Lucas ed Arthur, forti di una tecnica che supera la perfezione, di un tocco purissimo, di una precisione assoluta e, soprattutto, di una simbiosi più unica che rara, hanno convinto fin dai primi istanti, da quell’attacco orchestrale, che appare così simile al colpo di pistola di uno starter, affrontato immediatamente ad un ritmo vertiginoso. Da quell’istante è stato tutto un crescendo di esuberanza e precisione, virtuosismo e spontaneità, dinamismo e sensibilità; l’Orchestra, sotto la convincente direzione di Albrecht, ed i solisti sembravano gareggiare nel catturare vividamente gli stati d’animo e i colori mutevoli del primo movimento, nel sottolineare il lento secondo tema, il riposante Larghetto, come un regno di nebbie e gocce di pioggia, ed, infine, nell’esaltarsi nel gioioso finale.
Grazie all’apporto di tutti gli elementi impegnati, la pagina di Poulenc, già di per sé vitale ed accattivante, leggera ed ironica, dall’andamento vivace, fluido, spesso soggetto a variazioni ritmiche, con quel suo distintivo linguaggio tonale sostanzialmente diatonico ed arricchito da qualche dissonanza, decollava verso un empireo ad altri sconosciuto; certo, l’energia dell’interpretazione dei due fratelli olandesi risultava trainante, ma occorre, ancora una volta, fare i complimenti all’Orchestra del Teatro, capace di entrare nelle pieghe della partitura, soffermandosi con grazia, sensibilità, arguzia e vitalità lì ove era richiesto.

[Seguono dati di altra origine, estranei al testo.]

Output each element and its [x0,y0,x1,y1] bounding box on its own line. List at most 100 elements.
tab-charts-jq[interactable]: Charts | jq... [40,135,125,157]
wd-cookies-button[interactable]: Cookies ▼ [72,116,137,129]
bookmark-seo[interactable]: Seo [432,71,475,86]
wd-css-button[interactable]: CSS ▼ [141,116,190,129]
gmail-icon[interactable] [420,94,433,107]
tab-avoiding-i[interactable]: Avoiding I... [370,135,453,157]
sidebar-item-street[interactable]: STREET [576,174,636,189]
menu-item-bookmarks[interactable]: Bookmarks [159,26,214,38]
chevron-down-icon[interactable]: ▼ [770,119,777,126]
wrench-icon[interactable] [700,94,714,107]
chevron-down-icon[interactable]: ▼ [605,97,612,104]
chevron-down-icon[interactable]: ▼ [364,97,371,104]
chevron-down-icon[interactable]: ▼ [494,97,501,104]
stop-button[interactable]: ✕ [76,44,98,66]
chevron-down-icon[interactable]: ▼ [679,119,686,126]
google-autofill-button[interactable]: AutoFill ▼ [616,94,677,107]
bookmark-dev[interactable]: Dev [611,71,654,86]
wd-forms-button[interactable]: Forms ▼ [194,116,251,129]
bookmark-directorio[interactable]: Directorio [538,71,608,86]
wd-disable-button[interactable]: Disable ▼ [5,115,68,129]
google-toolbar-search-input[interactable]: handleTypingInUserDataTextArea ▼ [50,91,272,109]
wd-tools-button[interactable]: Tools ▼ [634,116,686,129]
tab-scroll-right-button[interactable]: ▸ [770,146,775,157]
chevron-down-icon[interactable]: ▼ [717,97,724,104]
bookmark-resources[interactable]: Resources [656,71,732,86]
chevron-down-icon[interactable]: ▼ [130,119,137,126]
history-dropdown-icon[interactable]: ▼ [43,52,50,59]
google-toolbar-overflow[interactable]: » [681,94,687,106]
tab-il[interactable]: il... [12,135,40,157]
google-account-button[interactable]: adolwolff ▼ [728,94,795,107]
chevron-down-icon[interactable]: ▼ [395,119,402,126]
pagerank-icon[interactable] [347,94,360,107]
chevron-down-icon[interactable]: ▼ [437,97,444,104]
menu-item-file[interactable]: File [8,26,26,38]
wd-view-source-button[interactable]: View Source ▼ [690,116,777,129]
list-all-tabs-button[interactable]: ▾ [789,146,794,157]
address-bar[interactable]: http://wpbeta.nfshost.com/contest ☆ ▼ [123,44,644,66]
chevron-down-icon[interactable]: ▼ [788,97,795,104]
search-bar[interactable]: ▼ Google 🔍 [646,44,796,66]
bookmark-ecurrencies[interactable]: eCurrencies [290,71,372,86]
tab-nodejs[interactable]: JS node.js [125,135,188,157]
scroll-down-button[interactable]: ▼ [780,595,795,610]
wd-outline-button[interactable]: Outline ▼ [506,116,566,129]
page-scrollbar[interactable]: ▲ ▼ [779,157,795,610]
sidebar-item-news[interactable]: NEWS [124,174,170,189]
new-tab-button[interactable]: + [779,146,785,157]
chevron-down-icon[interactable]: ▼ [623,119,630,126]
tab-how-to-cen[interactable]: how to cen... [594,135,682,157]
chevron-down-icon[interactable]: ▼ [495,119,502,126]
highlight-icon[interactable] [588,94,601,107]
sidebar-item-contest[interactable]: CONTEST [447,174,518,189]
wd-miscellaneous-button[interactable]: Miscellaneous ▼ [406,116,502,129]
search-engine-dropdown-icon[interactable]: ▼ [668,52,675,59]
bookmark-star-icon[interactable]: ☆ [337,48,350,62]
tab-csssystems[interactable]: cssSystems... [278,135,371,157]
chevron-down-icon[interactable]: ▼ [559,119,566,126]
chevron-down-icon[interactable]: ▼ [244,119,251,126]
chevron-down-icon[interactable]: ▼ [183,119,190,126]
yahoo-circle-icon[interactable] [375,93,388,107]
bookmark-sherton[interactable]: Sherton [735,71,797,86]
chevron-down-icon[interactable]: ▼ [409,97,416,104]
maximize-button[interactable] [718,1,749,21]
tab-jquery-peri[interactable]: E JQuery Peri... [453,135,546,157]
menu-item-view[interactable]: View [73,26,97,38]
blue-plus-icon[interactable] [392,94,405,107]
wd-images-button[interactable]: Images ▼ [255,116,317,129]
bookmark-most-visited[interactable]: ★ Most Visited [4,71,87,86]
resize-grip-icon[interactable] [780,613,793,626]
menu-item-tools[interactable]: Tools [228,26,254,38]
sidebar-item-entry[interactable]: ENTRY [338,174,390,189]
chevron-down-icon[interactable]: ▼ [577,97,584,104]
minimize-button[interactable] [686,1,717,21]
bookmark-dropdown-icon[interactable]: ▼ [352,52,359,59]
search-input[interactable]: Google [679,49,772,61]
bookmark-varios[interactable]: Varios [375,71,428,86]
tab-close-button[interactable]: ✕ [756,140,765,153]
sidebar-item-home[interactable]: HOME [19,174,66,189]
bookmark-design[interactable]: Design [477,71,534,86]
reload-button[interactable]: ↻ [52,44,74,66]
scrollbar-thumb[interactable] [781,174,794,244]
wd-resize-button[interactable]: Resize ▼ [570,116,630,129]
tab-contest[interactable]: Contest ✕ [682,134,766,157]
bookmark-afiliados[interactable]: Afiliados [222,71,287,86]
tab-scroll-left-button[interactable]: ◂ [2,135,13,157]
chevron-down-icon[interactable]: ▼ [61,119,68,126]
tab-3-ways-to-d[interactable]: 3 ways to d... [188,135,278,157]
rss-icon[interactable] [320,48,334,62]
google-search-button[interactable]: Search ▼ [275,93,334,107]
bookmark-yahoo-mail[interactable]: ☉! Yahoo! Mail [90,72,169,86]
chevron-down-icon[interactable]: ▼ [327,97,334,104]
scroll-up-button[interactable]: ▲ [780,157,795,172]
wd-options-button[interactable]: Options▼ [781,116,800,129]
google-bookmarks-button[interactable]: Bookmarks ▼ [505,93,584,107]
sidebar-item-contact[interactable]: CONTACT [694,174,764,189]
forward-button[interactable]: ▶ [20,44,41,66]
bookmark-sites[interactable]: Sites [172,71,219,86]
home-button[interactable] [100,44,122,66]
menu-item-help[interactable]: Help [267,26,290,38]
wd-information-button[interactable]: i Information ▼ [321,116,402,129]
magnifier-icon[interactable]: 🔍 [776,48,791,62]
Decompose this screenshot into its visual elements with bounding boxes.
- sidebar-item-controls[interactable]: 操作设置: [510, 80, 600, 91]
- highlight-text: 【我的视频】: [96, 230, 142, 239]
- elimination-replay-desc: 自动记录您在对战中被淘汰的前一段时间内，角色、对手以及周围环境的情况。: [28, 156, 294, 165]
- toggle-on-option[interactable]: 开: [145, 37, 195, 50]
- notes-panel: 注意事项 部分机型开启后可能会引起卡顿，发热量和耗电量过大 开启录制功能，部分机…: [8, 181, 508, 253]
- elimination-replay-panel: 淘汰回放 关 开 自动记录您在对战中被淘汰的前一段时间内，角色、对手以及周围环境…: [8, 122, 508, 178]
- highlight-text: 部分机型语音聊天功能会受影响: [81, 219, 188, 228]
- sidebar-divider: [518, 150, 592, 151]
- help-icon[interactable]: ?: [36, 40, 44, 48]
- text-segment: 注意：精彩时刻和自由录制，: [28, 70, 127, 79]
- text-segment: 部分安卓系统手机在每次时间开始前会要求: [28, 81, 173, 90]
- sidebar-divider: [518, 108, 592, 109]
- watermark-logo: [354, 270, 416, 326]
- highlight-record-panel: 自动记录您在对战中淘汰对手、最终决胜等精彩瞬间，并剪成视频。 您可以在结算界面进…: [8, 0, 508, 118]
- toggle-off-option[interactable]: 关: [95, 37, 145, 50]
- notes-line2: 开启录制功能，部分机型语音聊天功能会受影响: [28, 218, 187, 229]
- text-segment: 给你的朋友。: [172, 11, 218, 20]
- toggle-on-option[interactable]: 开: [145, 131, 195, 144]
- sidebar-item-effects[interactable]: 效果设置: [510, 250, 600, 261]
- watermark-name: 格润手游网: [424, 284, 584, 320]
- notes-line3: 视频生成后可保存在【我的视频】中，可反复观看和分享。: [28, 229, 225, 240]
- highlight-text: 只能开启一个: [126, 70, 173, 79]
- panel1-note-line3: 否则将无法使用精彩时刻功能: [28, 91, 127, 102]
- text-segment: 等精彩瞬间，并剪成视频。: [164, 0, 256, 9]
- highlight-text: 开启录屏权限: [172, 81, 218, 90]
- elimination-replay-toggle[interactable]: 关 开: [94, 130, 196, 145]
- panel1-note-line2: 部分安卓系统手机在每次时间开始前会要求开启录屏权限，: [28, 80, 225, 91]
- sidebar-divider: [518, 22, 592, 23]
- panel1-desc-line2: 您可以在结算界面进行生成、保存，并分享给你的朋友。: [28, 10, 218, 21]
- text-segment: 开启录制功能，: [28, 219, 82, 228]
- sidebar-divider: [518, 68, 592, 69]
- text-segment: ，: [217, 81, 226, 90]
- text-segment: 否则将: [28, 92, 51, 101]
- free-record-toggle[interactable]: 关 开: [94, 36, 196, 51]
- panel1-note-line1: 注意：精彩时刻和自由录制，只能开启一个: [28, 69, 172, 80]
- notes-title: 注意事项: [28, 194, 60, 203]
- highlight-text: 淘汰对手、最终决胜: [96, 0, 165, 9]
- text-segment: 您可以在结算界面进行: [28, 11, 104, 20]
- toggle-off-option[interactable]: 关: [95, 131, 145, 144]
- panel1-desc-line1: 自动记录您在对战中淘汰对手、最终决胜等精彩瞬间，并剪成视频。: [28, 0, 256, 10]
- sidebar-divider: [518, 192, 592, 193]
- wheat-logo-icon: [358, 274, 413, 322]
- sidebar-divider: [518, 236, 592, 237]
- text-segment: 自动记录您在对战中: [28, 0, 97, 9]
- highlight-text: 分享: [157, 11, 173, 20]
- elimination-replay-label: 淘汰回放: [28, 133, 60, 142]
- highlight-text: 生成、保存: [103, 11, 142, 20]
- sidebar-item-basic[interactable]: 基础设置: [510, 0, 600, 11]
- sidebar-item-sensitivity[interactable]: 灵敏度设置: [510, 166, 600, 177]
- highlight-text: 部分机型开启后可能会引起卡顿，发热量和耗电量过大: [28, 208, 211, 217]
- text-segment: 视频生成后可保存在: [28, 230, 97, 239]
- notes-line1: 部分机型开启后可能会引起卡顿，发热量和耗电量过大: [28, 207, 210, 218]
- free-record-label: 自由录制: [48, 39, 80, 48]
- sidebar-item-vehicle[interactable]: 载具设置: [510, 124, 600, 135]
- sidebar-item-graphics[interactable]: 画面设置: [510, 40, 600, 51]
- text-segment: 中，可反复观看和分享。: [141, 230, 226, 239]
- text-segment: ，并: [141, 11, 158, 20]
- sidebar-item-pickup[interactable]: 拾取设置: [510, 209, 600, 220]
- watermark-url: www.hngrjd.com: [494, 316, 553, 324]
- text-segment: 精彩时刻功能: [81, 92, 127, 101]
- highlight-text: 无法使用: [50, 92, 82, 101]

La performance dei due fratelli risultava fresca, possente, sfacciata, eccitante, coinvolgente, in una parola superba, come, del resto, la loro intesa, che appariva assolutamente irraggiungibile, non solo riguardo a fraseggi, ritmo e tempi, ma anche e soprattutto al modo di ‘sentire’ il brano, di ‘intendere’ la musica, di donarsi al pubblico; e quando, salutati da un meritatissimo vero tripudio, tornavano sul palco del Petruzzelli per regalarci un’ulteriore prova della loro capacità di adeguarsi ad ogni stile e partitura con ben due bis, la trascrizione di Igor Roma di una elaborazione dei temi de “Il pipistrello” di Johann Strauss e, soprattutto, sedutisi l’uno accanto all’altro, la splendida trascrizione per pianoforte a quattro mani di Mary Howe della Cantata BWV 208 “Schafe können sicher weiden” di Johann Sebastian Bach, ci tornavano immediatamente in mente le parole di Sir Neville Marriner che a loro dedicò un’affermazione che non si può non sottoscrivere: “Ti rendi conto che quello che fanno non è normale; non si tratta solo di due bravi pianisti che suonano insieme: Arthur e Lucas Jussen percepiscono la più piccola e individuale interpretazione l’uno dell’altro.”